The domino effect of organisations like theirs leaping from the oil rig smacks of moral panic and the dread of their image being tarnished. It remains to be seen, however, if it will also result in a profound commitment to reducing their institution’s carbon footprint.

Cutting down swathes of trees in Princes Street Gardens as part of the National Gallery extension, for instance, was not an environmentally friendly act. It was particularly egregious given the air pollution in Princes Street, where a terrace of once noble trees has been replaced by a smaller number of saplings. It will take years before they are big enough to act as lungs around the Scott Monument and Waverley Station. Meanwhile, part of the new extension eating into the gardens, which is intended to showcase Scottish art, is devoted to a much larger shop, commerce seemingly as crucial to its future plans as culture.

The biggest problem with reviling BP and others in the same line is that there is not one of us whose lifestyle is not still heavily – regrettably – dependent on oil and its by-products. Ending the alliance with this sponsor will indubitably have an adverse effect, in the short term at least, on artists.
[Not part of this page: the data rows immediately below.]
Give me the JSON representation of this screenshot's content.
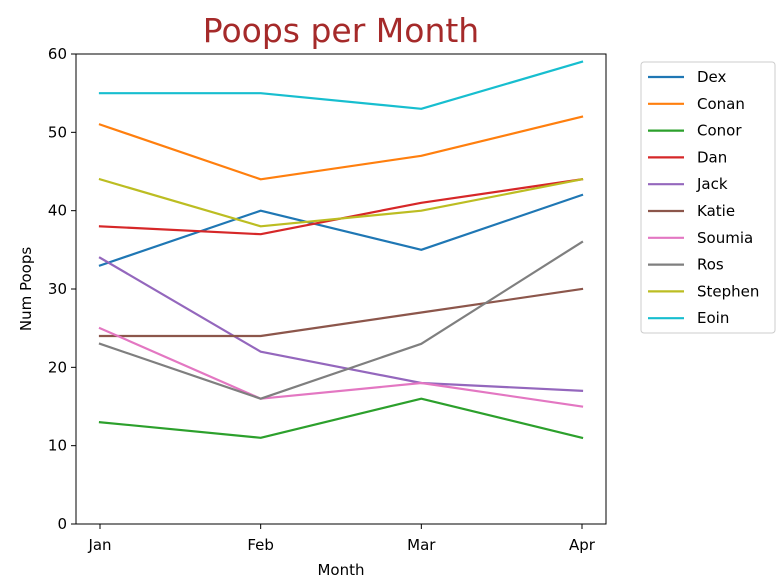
{
  "chart_data": {
    "type": "line",
    "title": "Poops per Month",
    "title_color": "#a52a2a",
    "xlabel": "Month",
    "ylabel": "Num Poops",
    "categories": [
      "Jan",
      "Feb",
      "Mar",
      "Apr"
    ],
    "ylim": [
      0,
      60
    ],
    "yticks": [
      "0",
      "10",
      "20",
      "30",
      "40",
      "50",
      "60"
    ],
    "grid": false,
    "legend_placement": "outside-top-right",
    "series": [
      {
        "name": "Dex",
        "color": "#1f77b4",
        "values": [
          33,
          40,
          35,
          42
        ]
      },
      {
        "name": "Conan",
        "color": "#ff7f0e",
        "values": [
          51,
          44,
          47,
          52
        ]
      },
      {
        "name": "Conor",
        "color": "#2ca02c",
        "values": [
          13,
          11,
          16,
          11
        ]
      },
      {
        "name": "Dan",
        "color": "#d62728",
        "values": [
          38,
          37,
          41,
          44
        ]
      },
      {
        "name": "Jack",
        "color": "#9467bd",
        "values": [
          34,
          22,
          18,
          17
        ]
      },
      {
        "name": "Katie",
        "color": "#8c564b",
        "values": [
          24,
          24,
          27,
          30
        ]
      },
      {
        "name": "Soumia",
        "color": "#e377c2",
        "values": [
          25,
          16,
          18,
          15
        ]
      },
      {
        "name": "Ros",
        "color": "#7f7f7f",
        "values": [
          23,
          16,
          23,
          36
        ]
      },
      {
        "name": "Stephen",
        "color": "#bcbd22",
        "values": [
          44,
          38,
          40,
          44
        ]
      },
      {
        "name": "Eoin",
        "color": "#17becf",
        "values": [
          55,
          55,
          53,
          59
        ]
      }
    ]
  }
}
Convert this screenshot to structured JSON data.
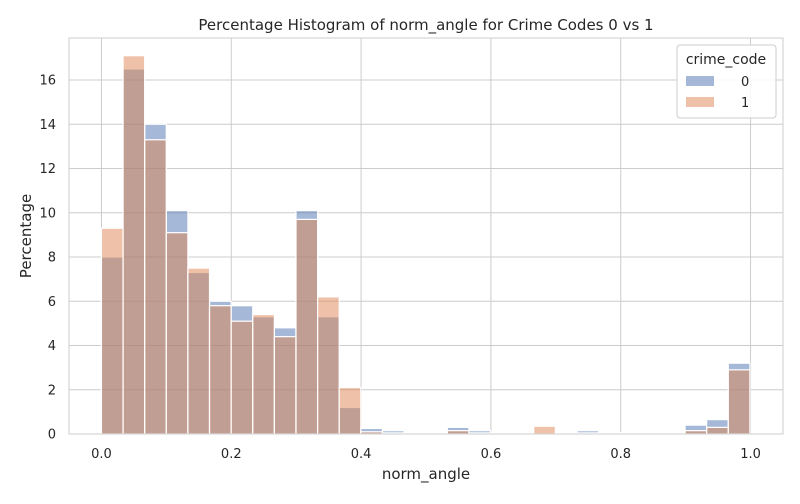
{
  "chart_data": {
    "type": "bar",
    "title": "Percentage Histogram of norm_angle for Crime Codes 0 vs 1",
    "xlabel": "norm_angle",
    "ylabel": "Percentage",
    "xlim": [
      -0.05,
      1.05
    ],
    "ylim": [
      0,
      17.9
    ],
    "xticks": [
      0.0,
      0.2,
      0.4,
      0.6,
      0.8,
      1.0
    ],
    "xtick_labels": [
      "0.0",
      "0.2",
      "0.4",
      "0.6",
      "0.8",
      "1.0"
    ],
    "yticks": [
      0,
      2,
      4,
      6,
      8,
      10,
      12,
      14,
      16
    ],
    "ytick_labels": [
      "0",
      "2",
      "4",
      "6",
      "8",
      "10",
      "12",
      "14",
      "16"
    ],
    "grid": true,
    "legend": {
      "title": "crime_code",
      "position": "top-right"
    },
    "bin_width": 0.0333,
    "bin_edges_start": 0.0,
    "series": [
      {
        "name": "0",
        "color": "#4c72b0",
        "values": [
          8.0,
          16.5,
          14.0,
          10.1,
          7.3,
          6.0,
          5.8,
          5.3,
          4.8,
          10.1,
          5.3,
          1.2,
          0.25,
          0.15,
          0.05,
          0.05,
          0.3,
          0.15,
          0.05,
          0.05,
          0.05,
          0.05,
          0.15,
          0.05,
          0.05,
          0.05,
          0.05,
          0.4,
          0.65,
          3.2
        ]
      },
      {
        "name": "1",
        "color": "#dd8452",
        "values": [
          9.3,
          17.1,
          13.3,
          9.1,
          7.5,
          5.8,
          5.1,
          5.4,
          4.4,
          9.7,
          6.2,
          2.1,
          0.1,
          0.05,
          0.05,
          0.05,
          0.15,
          0.05,
          0.05,
          0.05,
          0.35,
          0.05,
          0.05,
          0.05,
          0.05,
          0.05,
          0.05,
          0.15,
          0.3,
          2.9
        ]
      }
    ]
  }
}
Some will say that is a price worth paying. But however laudable the sentiment, the message it sends is no more than aspirational. Such an act alone will do nothing whatsoever to modify art lovers’ or gallery staff’s behaviour. The demand for oil will not be affected by refusing BP’s shilling. Indeed, ostracising the obvious suspects, who have a bullseye on their back, is merely a placebo. It makes everyone feel better, without effecting real and significant change.

Unless the announcement is followed by an audit of the way this institution is run, and actively encouraging the public to alter its behaviour, trumpeting the banishment of BP might be seen as simply playing to the gallery.